Localization and Regulation of IFN-γ Production Within the Granulomas of Murine Schistosomiasis in IL-4-Deficient and Control Mice

Abstract

Schistosome granulomas from normal or IL-4-deficient C57BL/6 mice make little IFN-γ and show no Th1 polarization. This could signify that these granulomas have few cells capable of IFN-γ synthesis or that such cells are under tight control. Granulomas can make IL-10 and TGF-β, which can regulate IFN-γ synthesis.
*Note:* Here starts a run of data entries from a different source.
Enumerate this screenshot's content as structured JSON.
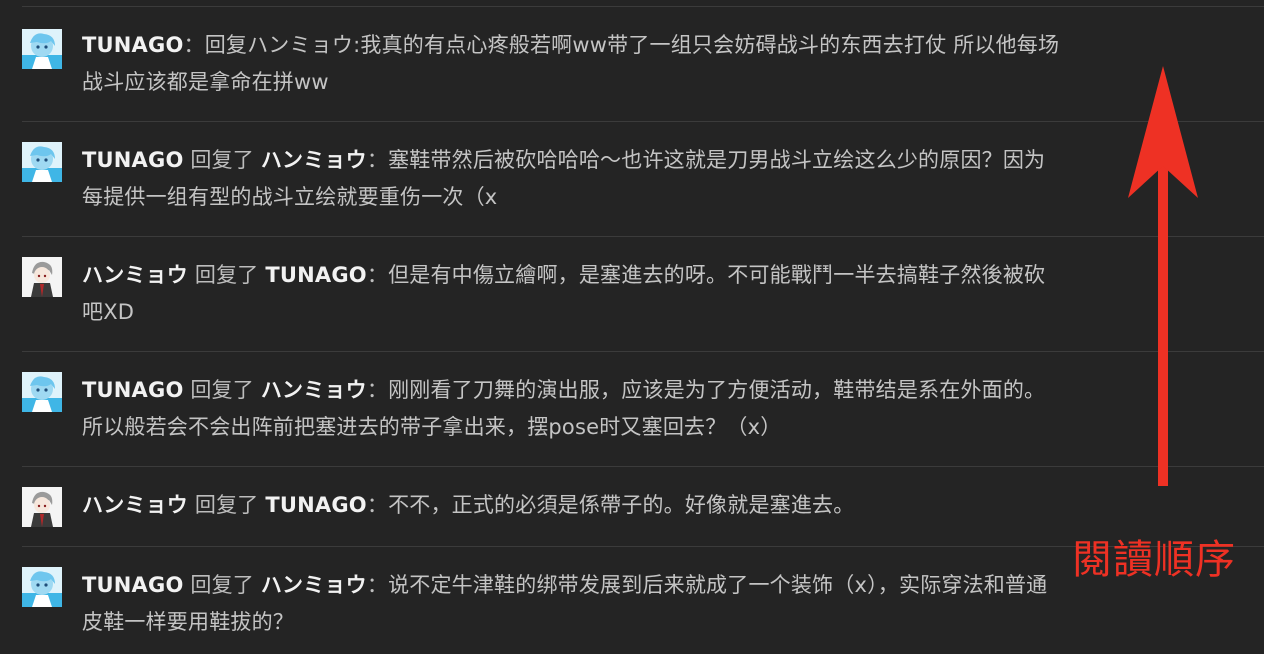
{
  "comments": [
    {
      "author": "TUNAGO",
      "verb": "",
      "target": "",
      "separator": "：",
      "body": "回复ハンミョウ:我真的有点心疼般若啊ww带了一组只会妨碍战斗的东西去打仗 所以他每场战斗应该都是拿命在拼ww",
      "avatar": "tunago-avatar"
    },
    {
      "author": "TUNAGO",
      "verb": " 回复了 ",
      "target": "ハンミョウ",
      "separator": "：",
      "body": "塞鞋带然后被砍哈哈哈～也许这就是刀男战斗立绘这么少的原因？因为每提供一组有型的战斗立绘就要重伤一次（x",
      "avatar": "tunago-avatar"
    },
    {
      "author": "ハンミョウ",
      "verb": " 回复了 ",
      "target": "TUNAGO",
      "separator": "：",
      "body": "但是有中傷立繪啊，是塞進去的呀。不可能戰鬥一半去搞鞋子然後被砍吧XD",
      "avatar": "hanmyou-avatar"
    },
    {
      "author": "TUNAGO",
      "verb": " 回复了 ",
      "target": "ハンミョウ",
      "separator": "：",
      "body": "刚刚看了刀舞的演出服，应该是为了方便活动，鞋带结是系在外面的。所以般若会不会出阵前把塞进去的带子拿出来，摆pose时又塞回去？（x）",
      "avatar": "tunago-avatar"
    },
    {
      "author": "ハンミョウ",
      "verb": " 回复了 ",
      "target": "TUNAGO",
      "separator": "：",
      "body": "不不，正式的必須是係帶子的。好像就是塞進去。",
      "avatar": "hanmyou-avatar"
    },
    {
      "author": "TUNAGO",
      "verb": " 回复了 ",
      "target": "ハンミョウ",
      "separator": "：",
      "body": "说不定牛津鞋的绑带发展到后来就成了一个装饰（x），实际穿法和普通皮鞋一样要用鞋拔的？",
      "avatar": "tunago-avatar"
    }
  ],
  "annotation": {
    "label": "閱讀順序",
    "icon": "up-arrow-icon",
    "color": "#ee3124"
  },
  "colors": {
    "background": "#242424",
    "username": "#f2f2f2",
    "text": "#c4c4c4",
    "divider": "#3b3b3b"
  }
}
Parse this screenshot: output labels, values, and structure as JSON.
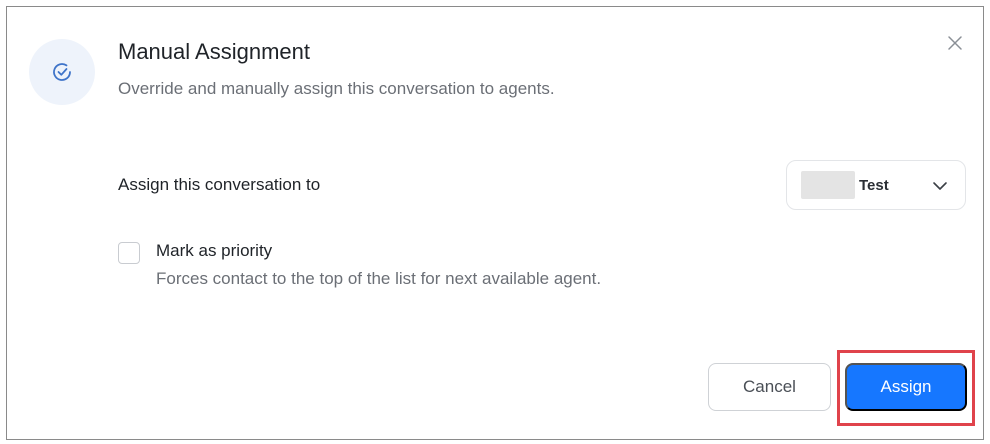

Using FACS analysis and ELISA, we explored the origin and regulation of IFN-γ in schistosome granulomas from both IL-4−/− and IL-4+/+ mice. FACS analysis of intracytoplasmic IFN-γ staining showed that some granuloma Thy1.2+ T cells (CD8+ and CD4+) express IFN-γ. Granulomas had NK1.1+ cells, but they appeared to produce little or no IFN-γ. Purified granuloma Thy1.2+ cells made IFN-γ in vitro, whereas isolated NK1.1+ lymphocytes secreted little even with rIL-12 stimulation. Culture of granuloma cells with blocking anti-IL-10 or anti-TGF-β mAb or with rIL-12 substantially increased T cell IFN-γ synthesis, particularly in the IL-4−/− animals. Cultured granuloma cells depleted of Thy1.2+ lymphocytes by Ab and C released no IFN-γ. It is concluded that granuloma IFN-γ comes from T cells, not NK cells. Also, this T cell-derived IFN-γ is subject to IL-10 and TGF-β regulation, which is particularly evident in IL-4−/− mice. Thus, the Th2 granuloma of schistosomiasis has large numbers of activated Th1 or Th0 lymphocytes that are under tight restraint.